- Born in the American Midwest (Kansas City), I grew up in Amsterdam/Holland, Bonn/Germany, Ottawa/Canada, and Rabat/Marocco where I graduated from the Lycée Descartes with a French Baccalaurèat (Section C) in 1974.
- I studied Physics and Philosophy in Tübingen, Germany. I was awarded a Master of Physics in 1980 (writing my Master Thesis under Prof. Mario Del Cin) and my PhD from the Max-Planck-Institut for Biological Cybernetics in Tübingen in 1982. The eye-catching thesis title was Nonlinear information processing in dendritic trees of arbitrary geometry. I had two Doctor-Fathers (thesis advisors), Prof. Valentin Braitenberg and Prof. Tomaso (Tommy) Poggio.
- Subsequently, I followed Tommy to Boston, where I spent four years as a post-doctoral fellow at the Artificial Intelligence Laboratory and at the Brain and Cognitive Sciences department at MIT.
- In the fall of 1986, I joined the California Institute of Technology‘s newly started Computation and Neural Systems PhD program as an Assistant Professor. Caltech, in beautiful Southern California, is an oasis, an ivory-tower dedicated to educating the best and brightest in the way of science and the pursuit of the truth.
- Twenty years later, I am still at Caltech, now as the Lois and Victor Troendle Professor of Cognitive and Behavioral Biology. I am the head of K-Lab and am a faculty member of the Division of Biology and the Division of Engineering and Applied Science. I was a visting Professor at the Institute for Neuroinformatics at the ETH and the University of Zürich, Switzerland, at the Hebrew University in Jerusalem and at the Department of Brain and Cognitive Engineering at Korea University in Seoul, Korea.
- Starting in April 2011, I’m on a partial leave-of-absence from Caltech, i to be the Chief Scientific Officer of the Allen Institute for Brain Science. Thus, I will be spending three out of every four weeks in Seattle, helping to conceive and launch a large effort dedicated to understand information processing and coding in the rodent neocortex. This includes the construction of brain observatories and large-scale modeling. The rest of the time, I will be doing research at Caltech.
- You can download my [[[curriculum vitae (resume)]]] and read up-to-date lab news and what people write about us. [[[You can reach me by sending email to my assistant Joanne Meraz (joannem at klab.caltech.edu) or by checking here.]]]
- Check out this conversation with the historian Harry Kreisler at Berkeley on consciousness, the biology of the brain, Francis Crick, my upbringing and motivation, and related topics.
- I enjoy the company of a fluctuating number of big, boisterous and friendly dogs: Bella, Trixie, and Nosy
as well as Mr. Falko.
- Given the topic of my scientific research, discovering and characterizing the neuronal nature of consciousness, I am frequently asked about my religious background. I was raised as a Roman Catholic. In an unpublished essay, I describe my attitude toward science and religion and the relationship between these two means of understanding everything there is, sub- and supralunar.

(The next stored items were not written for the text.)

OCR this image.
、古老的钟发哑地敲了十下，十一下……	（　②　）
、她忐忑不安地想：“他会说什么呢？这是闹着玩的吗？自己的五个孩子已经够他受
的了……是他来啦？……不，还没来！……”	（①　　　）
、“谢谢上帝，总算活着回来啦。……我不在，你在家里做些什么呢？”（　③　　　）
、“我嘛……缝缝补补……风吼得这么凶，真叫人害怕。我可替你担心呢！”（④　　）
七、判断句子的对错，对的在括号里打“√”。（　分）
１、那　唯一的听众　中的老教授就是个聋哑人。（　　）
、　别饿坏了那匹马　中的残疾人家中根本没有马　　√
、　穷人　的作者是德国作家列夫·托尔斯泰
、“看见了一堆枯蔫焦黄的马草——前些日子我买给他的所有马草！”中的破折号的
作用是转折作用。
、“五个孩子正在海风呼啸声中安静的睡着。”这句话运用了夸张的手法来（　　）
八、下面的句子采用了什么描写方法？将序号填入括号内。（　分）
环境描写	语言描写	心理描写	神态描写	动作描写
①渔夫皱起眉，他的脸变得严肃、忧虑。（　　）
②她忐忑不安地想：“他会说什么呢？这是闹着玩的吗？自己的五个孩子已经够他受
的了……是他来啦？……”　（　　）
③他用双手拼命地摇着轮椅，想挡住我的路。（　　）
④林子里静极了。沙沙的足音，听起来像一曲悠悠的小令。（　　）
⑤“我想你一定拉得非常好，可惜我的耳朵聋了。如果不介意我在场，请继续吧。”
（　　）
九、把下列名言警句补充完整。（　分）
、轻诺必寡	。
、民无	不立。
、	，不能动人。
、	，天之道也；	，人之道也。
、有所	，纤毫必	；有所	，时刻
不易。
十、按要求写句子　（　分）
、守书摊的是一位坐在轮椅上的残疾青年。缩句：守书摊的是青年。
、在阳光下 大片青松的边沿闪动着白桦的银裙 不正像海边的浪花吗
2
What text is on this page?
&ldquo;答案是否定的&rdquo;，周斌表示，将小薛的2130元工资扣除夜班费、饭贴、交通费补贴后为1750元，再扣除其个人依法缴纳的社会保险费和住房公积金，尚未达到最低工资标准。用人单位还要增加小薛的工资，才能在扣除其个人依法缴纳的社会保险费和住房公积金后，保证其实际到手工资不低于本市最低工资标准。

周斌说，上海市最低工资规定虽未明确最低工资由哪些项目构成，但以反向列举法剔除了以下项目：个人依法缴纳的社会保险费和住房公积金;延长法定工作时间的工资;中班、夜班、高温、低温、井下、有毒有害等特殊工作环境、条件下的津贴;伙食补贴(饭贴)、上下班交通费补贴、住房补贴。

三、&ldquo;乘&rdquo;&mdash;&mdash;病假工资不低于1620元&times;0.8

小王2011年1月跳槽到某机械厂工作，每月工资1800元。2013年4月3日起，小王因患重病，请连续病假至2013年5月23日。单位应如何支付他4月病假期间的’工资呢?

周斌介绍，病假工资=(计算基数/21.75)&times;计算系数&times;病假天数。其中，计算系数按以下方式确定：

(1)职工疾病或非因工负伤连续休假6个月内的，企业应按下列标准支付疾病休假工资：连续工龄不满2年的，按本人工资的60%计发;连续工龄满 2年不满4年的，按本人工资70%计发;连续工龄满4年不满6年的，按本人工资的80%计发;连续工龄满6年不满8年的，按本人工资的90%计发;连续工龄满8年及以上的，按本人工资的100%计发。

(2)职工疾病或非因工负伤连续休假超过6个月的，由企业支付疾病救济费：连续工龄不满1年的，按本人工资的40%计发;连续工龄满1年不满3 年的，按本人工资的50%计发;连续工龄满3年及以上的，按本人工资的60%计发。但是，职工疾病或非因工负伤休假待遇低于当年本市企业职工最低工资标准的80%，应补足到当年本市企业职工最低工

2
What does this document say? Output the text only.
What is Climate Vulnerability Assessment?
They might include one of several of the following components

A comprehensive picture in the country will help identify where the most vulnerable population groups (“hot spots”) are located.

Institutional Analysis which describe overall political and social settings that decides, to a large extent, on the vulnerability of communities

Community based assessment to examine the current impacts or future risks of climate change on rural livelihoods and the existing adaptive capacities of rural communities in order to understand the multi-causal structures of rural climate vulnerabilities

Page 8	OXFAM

- I like academic ceremonies and traditions, in particular the annual rite of passage known as commencement. On that glorious day in early June, under a perfect blue sky, we send our undergraduate and graduate students – like our children – out into the world and celebrate their academic coming of age with families and friends. I took Winnie the Pooh along for the ceremony. As a simple-minded bear, he likes pomp and circumstance. He did remind me of a conversation he had with a friend,
Rabbit’s clever, said Pooh thoughtfully.
Yes, said Piglet, Rabbit’s clever.
And he has Brain.
Yes, said Piglet, Rabbit has Brain.
There was a long silence.
I suppose, said Pooh, that’s why he never understands anything.
- I find ecstasy in climbing mountains and walls.
- And I love colors. Look at my laboratory, my clothes and this photo of Patricia, my hairstylist, and me.